The Archaeology of the Royal Navy

On 28 April 2018 Bournemouth University held their third maritime archaeology conference, with the theme: the archaeology of the Royal Navy. Alistair Byford-Bates and Danielle Wilkinson of the Wessex Archaeology Coastal & Marine team from Salisbury attended. With Danielle recently joining the team as a Project Manager, it was a chance for her to meet maritime archaeologists from Bournemouth University, with whom Wessex Archaeology worked on the Swash Channel wreck. The conference provided a fantastic opportunity to find out more about some of the latest ideas and developments in the archaeology of the Royal Navy. 

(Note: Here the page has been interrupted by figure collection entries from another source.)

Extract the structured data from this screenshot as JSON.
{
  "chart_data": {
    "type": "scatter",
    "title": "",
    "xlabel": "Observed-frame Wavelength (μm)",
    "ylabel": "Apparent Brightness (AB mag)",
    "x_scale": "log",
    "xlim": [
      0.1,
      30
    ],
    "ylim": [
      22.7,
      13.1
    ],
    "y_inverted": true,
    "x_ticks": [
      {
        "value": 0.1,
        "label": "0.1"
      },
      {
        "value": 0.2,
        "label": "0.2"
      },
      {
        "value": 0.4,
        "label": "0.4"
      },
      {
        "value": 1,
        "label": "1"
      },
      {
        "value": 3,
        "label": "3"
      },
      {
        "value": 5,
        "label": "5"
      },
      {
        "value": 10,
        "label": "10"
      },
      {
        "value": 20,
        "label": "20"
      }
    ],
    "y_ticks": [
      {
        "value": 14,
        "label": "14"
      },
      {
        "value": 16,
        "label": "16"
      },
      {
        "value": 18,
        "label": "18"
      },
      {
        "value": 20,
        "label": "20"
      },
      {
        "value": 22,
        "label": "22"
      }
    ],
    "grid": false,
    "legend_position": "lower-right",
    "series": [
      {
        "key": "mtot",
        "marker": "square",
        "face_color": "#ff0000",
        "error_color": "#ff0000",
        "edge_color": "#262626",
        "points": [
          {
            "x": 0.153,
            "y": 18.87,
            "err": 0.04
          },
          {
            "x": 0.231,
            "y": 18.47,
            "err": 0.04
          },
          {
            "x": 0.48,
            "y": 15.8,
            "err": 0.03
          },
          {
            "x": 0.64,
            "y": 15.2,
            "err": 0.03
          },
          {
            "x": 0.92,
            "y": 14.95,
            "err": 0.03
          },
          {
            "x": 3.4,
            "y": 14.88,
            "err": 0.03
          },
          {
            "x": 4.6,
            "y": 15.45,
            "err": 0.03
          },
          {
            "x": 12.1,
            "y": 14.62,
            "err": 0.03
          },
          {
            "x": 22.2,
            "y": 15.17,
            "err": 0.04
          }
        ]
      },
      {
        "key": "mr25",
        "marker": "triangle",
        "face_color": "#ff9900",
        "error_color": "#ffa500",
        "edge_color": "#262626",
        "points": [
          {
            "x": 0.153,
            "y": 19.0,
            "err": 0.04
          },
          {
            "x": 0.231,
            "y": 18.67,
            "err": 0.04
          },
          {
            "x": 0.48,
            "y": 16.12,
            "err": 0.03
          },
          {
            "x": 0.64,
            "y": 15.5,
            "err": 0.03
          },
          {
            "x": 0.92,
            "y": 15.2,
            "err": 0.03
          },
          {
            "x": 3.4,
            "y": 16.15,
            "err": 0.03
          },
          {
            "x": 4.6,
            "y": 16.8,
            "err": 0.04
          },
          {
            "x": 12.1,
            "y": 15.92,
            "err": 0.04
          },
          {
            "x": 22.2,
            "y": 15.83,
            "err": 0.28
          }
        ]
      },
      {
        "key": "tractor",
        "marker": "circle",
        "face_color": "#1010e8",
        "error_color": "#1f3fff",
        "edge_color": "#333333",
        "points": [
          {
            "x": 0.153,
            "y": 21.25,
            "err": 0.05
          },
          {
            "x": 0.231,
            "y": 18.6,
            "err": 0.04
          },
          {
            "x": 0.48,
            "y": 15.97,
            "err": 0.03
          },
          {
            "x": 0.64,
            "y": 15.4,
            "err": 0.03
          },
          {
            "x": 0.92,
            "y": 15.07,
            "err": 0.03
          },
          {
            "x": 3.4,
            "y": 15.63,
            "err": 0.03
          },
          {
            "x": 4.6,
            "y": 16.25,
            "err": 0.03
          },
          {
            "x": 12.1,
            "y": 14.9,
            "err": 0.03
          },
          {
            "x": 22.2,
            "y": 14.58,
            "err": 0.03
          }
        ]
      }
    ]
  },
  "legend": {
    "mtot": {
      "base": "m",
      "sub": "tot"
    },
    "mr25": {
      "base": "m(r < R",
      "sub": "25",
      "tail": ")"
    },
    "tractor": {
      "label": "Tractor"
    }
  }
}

Talks covered a wide variety of issues, including the currently limited archaeological knowledge we have of the medieval English navies, the history of the Mary Rose, the Sound of Mull wrecks, on which our own Graham Scott worked on the Cromwellian Warship, the Swan, wrecked off Duart Castle, and even appeared on the cover of the monograph. We look forward to the report next year on the Dartmouth site. Dave Parham, Associate Professor at Bournemouth University, gave an update on the Alderney Elizabethan shipwreck and Brian Lavery presented on ‘The French Influence on British Shipbuilding − a Reappraisal’. Dan Pascoe looked at ‘Working the Guns of the Royal Navy 1665−1758’. It was fascinating to hear a Danish perspective from Tine Karlsen on the recovery of over 4000 items from the wrecks of the 2nd Rate HMS St George and the 3rd Rate HMS Defence lost on Christmas Day 1811 on the Danish coast and now housed in a purpose-built museum. The final talk of the day was by Jeremy Michell of the National Maritime Museum on ‘Erebus and Terror: Excavating the Archives and the Arctic’. His talk showed the importance of using both archaeological research and the documentary records to understand the modifications carried out to the two former bomb ships. An amusing aside was the withdrawal of ‘Mutiny on the Bounty’ from the ship’s library before they left London.

Overall, it was a successful and well received event, with the opportunity to network and discuss a wide range of topics with leading archaeologists, divers, other organisations and authors.